Effect of weight loss on VLDL-triglyceride and apoB-100 kinetics in women with abdominal obesity

The effects of obesity and weight loss on lipoprotein kinetics were evaluated in six lean women [body mass index (BMI): 21 ± 1 kg/m²] and seven women with abdominal obesity (BMI: 36 ± 1 kg/m²). Stable isotope tracer techniques, in conjunction with compartmental modeling, were used to determine VLDL-triglyceride (TG) and apolipoprotein B-100 (apoB-100) secretion rates in lean women and in obese women before and after 10% weight loss. VLDL-TG and VLDL-apoB-100 secretion rates were similar in lean and obese women. Weight loss decreased the rate of VLDL-TG secretion by ∼40% (from 0.41 ± 0.05 to 0.23 ± 0.03 μmol·kg fat-free mass^-1·min^-1; P < 0.05). The relative decline in VLDL-TG produced from nonsystemic fatty acids, derived from intraperitoneal and intrahepatic TG, was greater (61 ± 7%) than the decline in VLDL-TG produced from systemic fatty acids, predominantly derived from subcutaneous TG (25 ± 8%; P < 0.05).

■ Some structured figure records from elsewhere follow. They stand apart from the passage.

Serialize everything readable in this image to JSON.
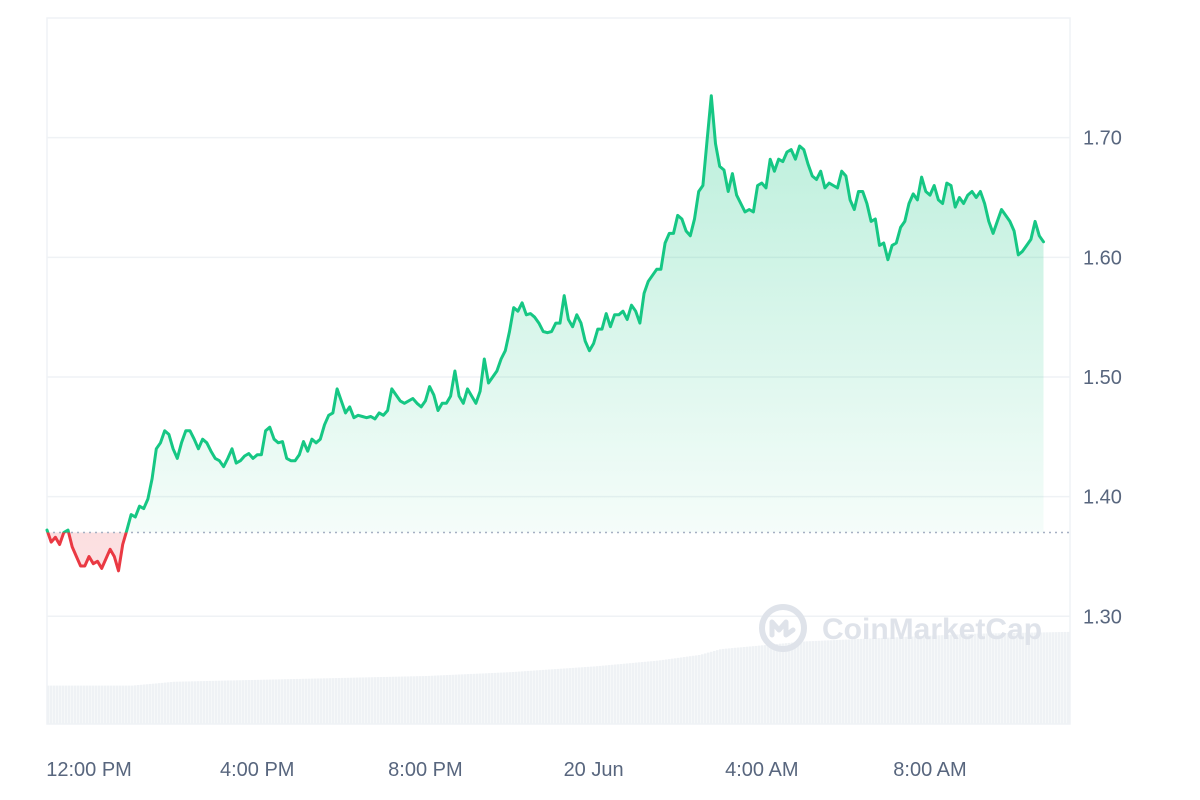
{
  "chart_data": {
    "type": "area",
    "title": "",
    "xlabel": "",
    "ylabel": "",
    "ylim": [
      1.21,
      1.8
    ],
    "yticks": [
      1.3,
      1.4,
      1.5,
      1.6,
      1.7
    ],
    "ytick_labels": [
      "1.30",
      "1.40",
      "1.50",
      "1.60",
      "1.70"
    ],
    "x_range_hours": [
      -1,
      23.33
    ],
    "xtick_labels": [
      {
        "label": "12:00 PM",
        "t": 0
      },
      {
        "label": "4:00 PM",
        "t": 4
      },
      {
        "label": "8:00 PM",
        "t": 8
      },
      {
        "label": "20 Jun",
        "t": 12
      },
      {
        "label": "4:00 AM",
        "t": 16
      },
      {
        "label": "8:00 AM",
        "t": 20
      }
    ],
    "baseline": 1.37,
    "colors": {
      "up": "#16c784",
      "down": "#ea3943",
      "grid": "#eff2f5",
      "volume": "#eff2f5",
      "baseline": "#a6b0c3",
      "watermark": "#dfe3ea"
    },
    "price_series": [
      [
        -1.0,
        1.372
      ],
      [
        -0.9,
        1.362
      ],
      [
        -0.8,
        1.366
      ],
      [
        -0.7,
        1.36
      ],
      [
        -0.6,
        1.37
      ],
      [
        -0.5,
        1.372
      ],
      [
        -0.4,
        1.358
      ],
      [
        -0.3,
        1.35
      ],
      [
        -0.2,
        1.342
      ],
      [
        -0.1,
        1.342
      ],
      [
        0.0,
        1.35
      ],
      [
        0.1,
        1.344
      ],
      [
        0.2,
        1.346
      ],
      [
        0.3,
        1.34
      ],
      [
        0.4,
        1.348
      ],
      [
        0.5,
        1.356
      ],
      [
        0.6,
        1.35
      ],
      [
        0.7,
        1.338
      ],
      [
        0.8,
        1.36
      ],
      [
        0.9,
        1.372
      ],
      [
        1.0,
        1.385
      ],
      [
        1.1,
        1.383
      ],
      [
        1.2,
        1.392
      ],
      [
        1.3,
        1.39
      ],
      [
        1.4,
        1.398
      ],
      [
        1.5,
        1.415
      ],
      [
        1.6,
        1.44
      ],
      [
        1.7,
        1.445
      ],
      [
        1.8,
        1.455
      ],
      [
        1.9,
        1.452
      ],
      [
        2.0,
        1.44
      ],
      [
        2.1,
        1.432
      ],
      [
        2.2,
        1.445
      ],
      [
        2.3,
        1.455
      ],
      [
        2.4,
        1.455
      ],
      [
        2.5,
        1.448
      ],
      [
        2.6,
        1.44
      ],
      [
        2.7,
        1.448
      ],
      [
        2.8,
        1.445
      ],
      [
        2.9,
        1.438
      ],
      [
        3.0,
        1.432
      ],
      [
        3.1,
        1.43
      ],
      [
        3.2,
        1.425
      ],
      [
        3.3,
        1.432
      ],
      [
        3.4,
        1.44
      ],
      [
        3.5,
        1.428
      ],
      [
        3.6,
        1.43
      ],
      [
        3.7,
        1.434
      ],
      [
        3.8,
        1.436
      ],
      [
        3.9,
        1.432
      ],
      [
        4.0,
        1.435
      ],
      [
        4.1,
        1.435
      ],
      [
        4.2,
        1.455
      ],
      [
        4.3,
        1.458
      ],
      [
        4.4,
        1.448
      ],
      [
        4.5,
        1.445
      ],
      [
        4.6,
        1.446
      ],
      [
        4.7,
        1.432
      ],
      [
        4.8,
        1.43
      ],
      [
        4.9,
        1.43
      ],
      [
        5.0,
        1.435
      ],
      [
        5.1,
        1.446
      ],
      [
        5.2,
        1.438
      ],
      [
        5.3,
        1.448
      ],
      [
        5.4,
        1.445
      ],
      [
        5.5,
        1.448
      ],
      [
        5.6,
        1.46
      ],
      [
        5.7,
        1.468
      ],
      [
        5.8,
        1.47
      ],
      [
        5.9,
        1.49
      ],
      [
        6.0,
        1.48
      ],
      [
        6.1,
        1.47
      ],
      [
        6.2,
        1.475
      ],
      [
        6.3,
        1.466
      ],
      [
        6.4,
        1.468
      ],
      [
        6.5,
        1.467
      ],
      [
        6.6,
        1.466
      ],
      [
        6.7,
        1.467
      ],
      [
        6.8,
        1.465
      ],
      [
        6.9,
        1.47
      ],
      [
        7.0,
        1.468
      ],
      [
        7.1,
        1.472
      ],
      [
        7.2,
        1.49
      ],
      [
        7.3,
        1.485
      ],
      [
        7.4,
        1.48
      ],
      [
        7.5,
        1.478
      ],
      [
        7.6,
        1.48
      ],
      [
        7.7,
        1.482
      ],
      [
        7.8,
        1.478
      ],
      [
        7.9,
        1.475
      ],
      [
        8.0,
        1.48
      ],
      [
        8.1,
        1.492
      ],
      [
        8.2,
        1.485
      ],
      [
        8.3,
        1.472
      ],
      [
        8.4,
        1.478
      ],
      [
        8.5,
        1.478
      ],
      [
        8.6,
        1.484
      ],
      [
        8.7,
        1.505
      ],
      [
        8.8,
        1.484
      ],
      [
        8.9,
        1.478
      ],
      [
        9.0,
        1.49
      ],
      [
        9.1,
        1.484
      ],
      [
        9.2,
        1.478
      ],
      [
        9.3,
        1.488
      ],
      [
        9.4,
        1.515
      ],
      [
        9.5,
        1.495
      ],
      [
        9.6,
        1.5
      ],
      [
        9.7,
        1.505
      ],
      [
        9.8,
        1.515
      ],
      [
        9.9,
        1.522
      ],
      [
        10.0,
        1.538
      ],
      [
        10.1,
        1.558
      ],
      [
        10.2,
        1.555
      ],
      [
        10.3,
        1.562
      ],
      [
        10.4,
        1.552
      ],
      [
        10.5,
        1.553
      ],
      [
        10.6,
        1.55
      ],
      [
        10.7,
        1.545
      ],
      [
        10.8,
        1.538
      ],
      [
        10.9,
        1.537
      ],
      [
        11.0,
        1.538
      ],
      [
        11.1,
        1.545
      ],
      [
        11.2,
        1.545
      ],
      [
        11.3,
        1.568
      ],
      [
        11.4,
        1.548
      ],
      [
        11.5,
        1.542
      ],
      [
        11.6,
        1.552
      ],
      [
        11.7,
        1.545
      ],
      [
        11.8,
        1.53
      ],
      [
        11.9,
        1.522
      ],
      [
        12.0,
        1.528
      ],
      [
        12.1,
        1.54
      ],
      [
        12.2,
        1.54
      ],
      [
        12.3,
        1.553
      ],
      [
        12.4,
        1.542
      ],
      [
        12.5,
        1.552
      ],
      [
        12.6,
        1.552
      ],
      [
        12.7,
        1.555
      ],
      [
        12.8,
        1.548
      ],
      [
        12.9,
        1.56
      ],
      [
        13.0,
        1.555
      ],
      [
        13.1,
        1.545
      ],
      [
        13.2,
        1.57
      ],
      [
        13.3,
        1.58
      ],
      [
        13.4,
        1.585
      ],
      [
        13.5,
        1.59
      ],
      [
        13.6,
        1.59
      ],
      [
        13.7,
        1.612
      ],
      [
        13.8,
        1.62
      ],
      [
        13.9,
        1.62
      ],
      [
        14.0,
        1.635
      ],
      [
        14.1,
        1.632
      ],
      [
        14.2,
        1.622
      ],
      [
        14.3,
        1.618
      ],
      [
        14.4,
        1.632
      ],
      [
        14.5,
        1.655
      ],
      [
        14.6,
        1.66
      ],
      [
        14.7,
        1.698
      ],
      [
        14.8,
        1.735
      ],
      [
        14.9,
        1.695
      ],
      [
        15.0,
        1.676
      ],
      [
        15.1,
        1.673
      ],
      [
        15.2,
        1.655
      ],
      [
        15.3,
        1.67
      ],
      [
        15.4,
        1.652
      ],
      [
        15.5,
        1.645
      ],
      [
        15.6,
        1.638
      ],
      [
        15.7,
        1.64
      ],
      [
        15.8,
        1.638
      ],
      [
        15.9,
        1.66
      ],
      [
        16.0,
        1.662
      ],
      [
        16.1,
        1.658
      ],
      [
        16.2,
        1.682
      ],
      [
        16.3,
        1.672
      ],
      [
        16.4,
        1.682
      ],
      [
        16.5,
        1.68
      ],
      [
        16.6,
        1.688
      ],
      [
        16.7,
        1.69
      ],
      [
        16.8,
        1.682
      ],
      [
        16.9,
        1.693
      ],
      [
        17.0,
        1.69
      ],
      [
        17.1,
        1.678
      ],
      [
        17.2,
        1.668
      ],
      [
        17.3,
        1.665
      ],
      [
        17.4,
        1.672
      ],
      [
        17.5,
        1.658
      ],
      [
        17.6,
        1.662
      ],
      [
        17.7,
        1.66
      ],
      [
        17.8,
        1.658
      ],
      [
        17.9,
        1.672
      ],
      [
        18.0,
        1.668
      ],
      [
        18.1,
        1.648
      ],
      [
        18.2,
        1.64
      ],
      [
        18.3,
        1.655
      ],
      [
        18.4,
        1.655
      ],
      [
        18.5,
        1.645
      ],
      [
        18.6,
        1.63
      ],
      [
        18.7,
        1.632
      ],
      [
        18.8,
        1.61
      ],
      [
        18.9,
        1.612
      ],
      [
        19.0,
        1.598
      ],
      [
        19.1,
        1.61
      ],
      [
        19.2,
        1.612
      ],
      [
        19.3,
        1.625
      ],
      [
        19.4,
        1.63
      ],
      [
        19.5,
        1.645
      ],
      [
        19.6,
        1.653
      ],
      [
        19.7,
        1.648
      ],
      [
        19.8,
        1.667
      ],
      [
        19.9,
        1.655
      ],
      [
        20.0,
        1.652
      ],
      [
        20.1,
        1.66
      ],
      [
        20.2,
        1.648
      ],
      [
        20.3,
        1.645
      ],
      [
        20.4,
        1.662
      ],
      [
        20.5,
        1.66
      ],
      [
        20.6,
        1.642
      ],
      [
        20.7,
        1.65
      ],
      [
        20.8,
        1.645
      ],
      [
        20.9,
        1.652
      ],
      [
        21.0,
        1.655
      ],
      [
        21.1,
        1.65
      ],
      [
        21.2,
        1.655
      ],
      [
        21.3,
        1.645
      ],
      [
        21.4,
        1.63
      ],
      [
        21.5,
        1.62
      ],
      [
        21.6,
        1.63
      ],
      [
        21.7,
        1.64
      ],
      [
        21.8,
        1.635
      ],
      [
        21.9,
        1.63
      ],
      [
        22.0,
        1.622
      ],
      [
        22.1,
        1.602
      ],
      [
        22.2,
        1.605
      ],
      [
        22.3,
        1.61
      ],
      [
        22.4,
        1.615
      ],
      [
        22.5,
        1.63
      ],
      [
        22.6,
        1.618
      ],
      [
        22.7,
        1.613
      ]
    ],
    "volume_series": {
      "description_free": true,
      "max": 1.0,
      "t": [
        -1.0,
        1.0,
        2.0,
        4.0,
        6.0,
        8.0,
        10.0,
        12.0,
        13.5,
        14.5,
        15.0,
        16.0,
        17.0,
        19.0,
        21.0,
        23.33
      ],
      "v": [
        0.4,
        0.4,
        0.44,
        0.46,
        0.48,
        0.5,
        0.54,
        0.6,
        0.66,
        0.72,
        0.78,
        0.82,
        0.86,
        0.9,
        0.94,
        0.96
      ]
    }
  },
  "watermark": {
    "text": "CoinMarketCap",
    "icon": "coinmarketcap-logo-icon"
  }
}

Weight loss did not affect VLDL-apoB-100 secretion rate. We conclude that weight loss decreases the rate of VLDL-TG secretion in women with abdominal obesity, primarily by decreasing the availability of nonsystemic fatty acids. There is a dissociation in the effect of weight loss on VLDL-TG and apoB-100 metabolic pathways that may affect VLDL particle size.